Three Perspectives, One Shared Challenge
The panel discussion, which included people from universities, government, and business, showed that even though organizations are at different stages with AI, everyone faces similar mindset challenges.
Several themes emerged consistently:
- AI adoption stalls without cultural alignment.
- Training that focuses only on tools delivers short-term gains.
- Psychological safety accelerates experimentation and value creation.
- Human oversight must be intentionally designed, not assumed.
- Adoption scales faster in collaborative learning environments.
Rather than presenting polished success stories, panelists shared practical challenges and lessons learned, grounding the conversation in operational realities.

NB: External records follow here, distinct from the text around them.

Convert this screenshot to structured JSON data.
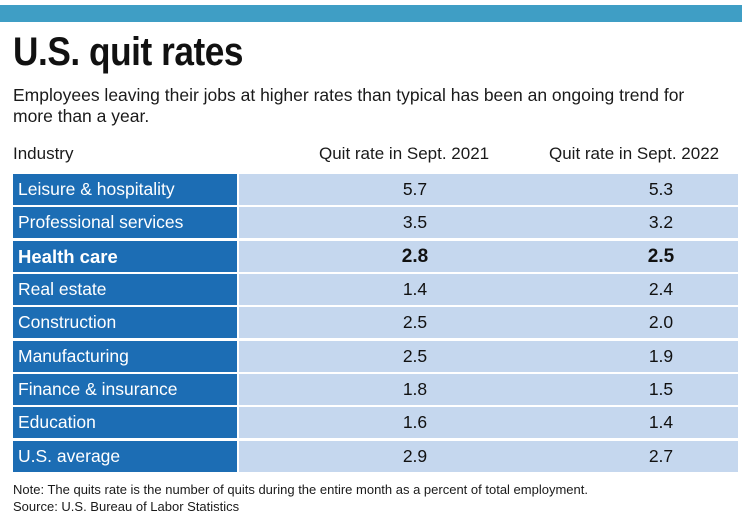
{
  "title": "U.S. quit rates",
  "subtitle": "Employees leaving their jobs at higher rates than typical has been an ongoing trend for more than a year.",
  "colors": {
    "top_bar": "#3f9ec5",
    "industry_cell": "#1c6db4",
    "value_cell": "#c5d7ee"
  },
  "chart_data": {
    "type": "table",
    "columns": [
      "Industry",
      "Quit rate in Sept. 2021",
      "Quit rate in Sept. 2022"
    ],
    "rows": [
      {
        "industry": "Leisure & hospitality",
        "sept_2021": "5.7",
        "sept_2022": "5.3",
        "bold": false
      },
      {
        "industry": "Professional services",
        "sept_2021": "3.5",
        "sept_2022": "3.2",
        "bold": false
      },
      {
        "industry": "Health care",
        "sept_2021": "2.8",
        "sept_2022": "2.5",
        "bold": true
      },
      {
        "industry": "Real estate",
        "sept_2021": "1.4",
        "sept_2022": "2.4",
        "bold": false
      },
      {
        "industry": "Construction",
        "sept_2021": "2.5",
        "sept_2022": "2.0",
        "bold": false
      },
      {
        "industry": "Manufacturing",
        "sept_2021": "2.5",
        "sept_2022": "1.9",
        "bold": false
      },
      {
        "industry": "Finance & insurance",
        "sept_2021": "1.8",
        "sept_2022": "1.5",
        "bold": false
      },
      {
        "industry": "Education",
        "sept_2021": "1.6",
        "sept_2022": "1.4",
        "bold": false
      },
      {
        "industry": "U.S. average",
        "sept_2021": "2.9",
        "sept_2022": "2.7",
        "bold": false
      }
    ],
    "notes": [
      "Note: The quits rate is the number of quits during the entire month as a percent of total employment.",
      "Source: U.S. Bureau of Labor Statistics"
    ]
  }
}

Introducing AI Talent Shift
Against this backdrop, AI Talent Shift was presented as a structured framework designed specifically for AI-rich environments. Unlike conventional training initiatives, the framework was built to align human, technical, and cultural dimensions simultaneously. Its objective is not simply knowledge transfer, but measurable organizational adoption.

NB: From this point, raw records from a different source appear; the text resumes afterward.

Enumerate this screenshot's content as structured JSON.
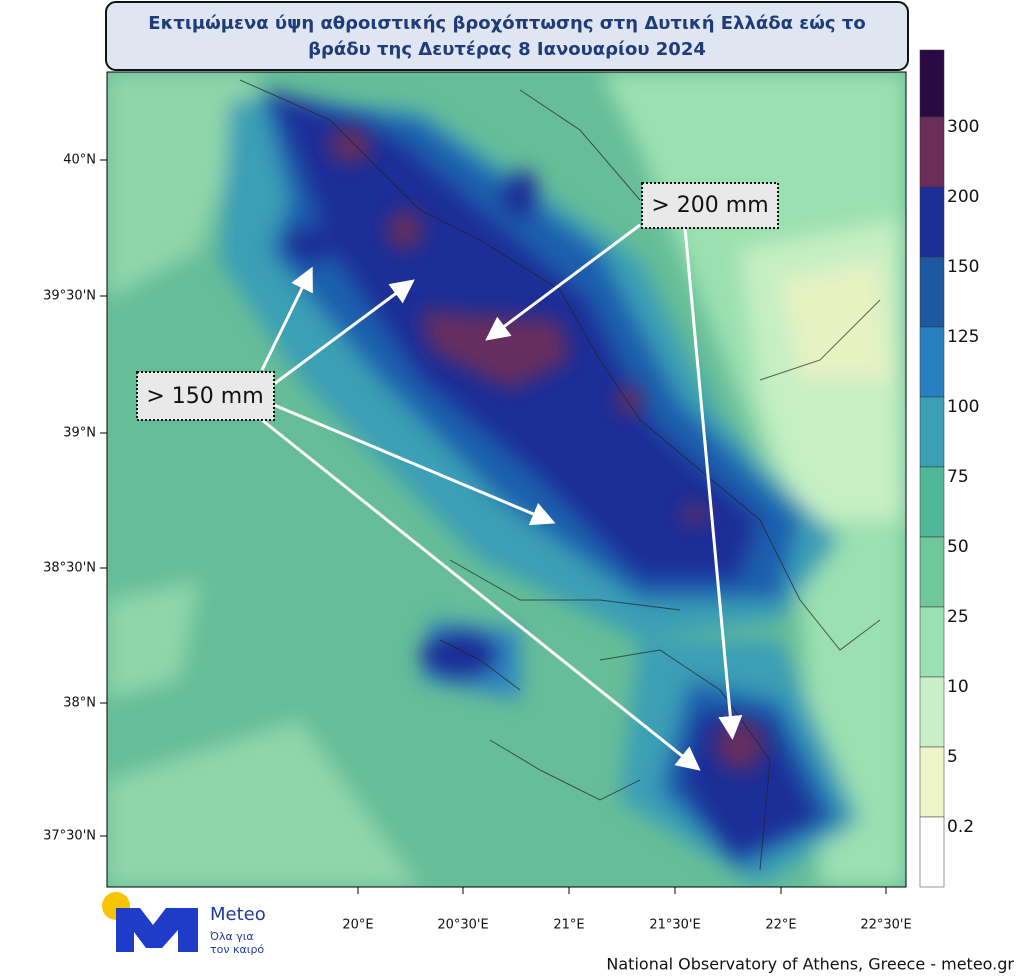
{
  "header": {
    "title_line1": "Εκτιμώμενα ύψη αθροιστικής βροχόπτωσης στη Δυτική Ελλάδα εώς το",
    "title_line2": "βράδυ της Δευτέρας 8 Ιανουαρίου 2024"
  },
  "map": {
    "lat_labels": [
      "40°N",
      "39°30'N",
      "39°N",
      "38°30'N",
      "38°N",
      "37°30'N"
    ],
    "lon_labels": [
      "20°E",
      "20°30'E",
      "21°E",
      "21°30'E",
      "22°E",
      "22°30'E"
    ],
    "annotations": [
      "> 200 mm",
      "> 150 mm"
    ]
  },
  "legend": {
    "labels": [
      "300",
      "200",
      "150",
      "125",
      "100",
      "75",
      "50",
      "25",
      "10",
      "5",
      "0.2"
    ]
  },
  "logo": {
    "name": "Meteo",
    "tagline_line1": "Όλα για",
    "tagline_line2": "τον καιρό"
  },
  "footer": {
    "credit": "National Observatory of Athens, Greece - meteo.gr"
  }
}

The initiative incorporates metrics that prioritize real impact:
- Applicability (ROL): Measuring how learning translates into execution.
- Relevance and Suitability (PA): Ensuring content remains practical and up to date.
- Completion (COM): Tracking engagement.
- Experience and Satisfaction (NPS): Gauging long-term adoption potential.
AI Talent Shift positions itself not just as training, but as an AI talent intelligence solution supporting sustainable AI adoption in organizations.
Cooperation as a Scaling Mechanism
Egg’s role in the project highlighted another important point: people adopt new things faster when they learn together as a community.
Egg’s Code Your Future program, developed for Globant, has already helped over 1,500 people train for tech careers, with 80% of them graduating. This shows that learning together in groups makes people more engaged and helps them apply what they learn.
This way of learning fits with a bigger idea from the event: changing with AI is just as much about culture and how people think as it is about technology.
What Comes Next
The event ended with everyone agreeing that AI transformation has entered a new stage. Having the technology isn’t what sets organizations apart anymore; being able to adapt is. Launching AI Talent Shift is a step toward making that adaptability something organizations can measure, repeat, and grow.
The future of work isn’t far off; it’s happening now. As AI adoption by industry accelerates, organizations must integrate evolving generative AI capabilities and emerging agentic AI capabilities into structured transformation roadmaps.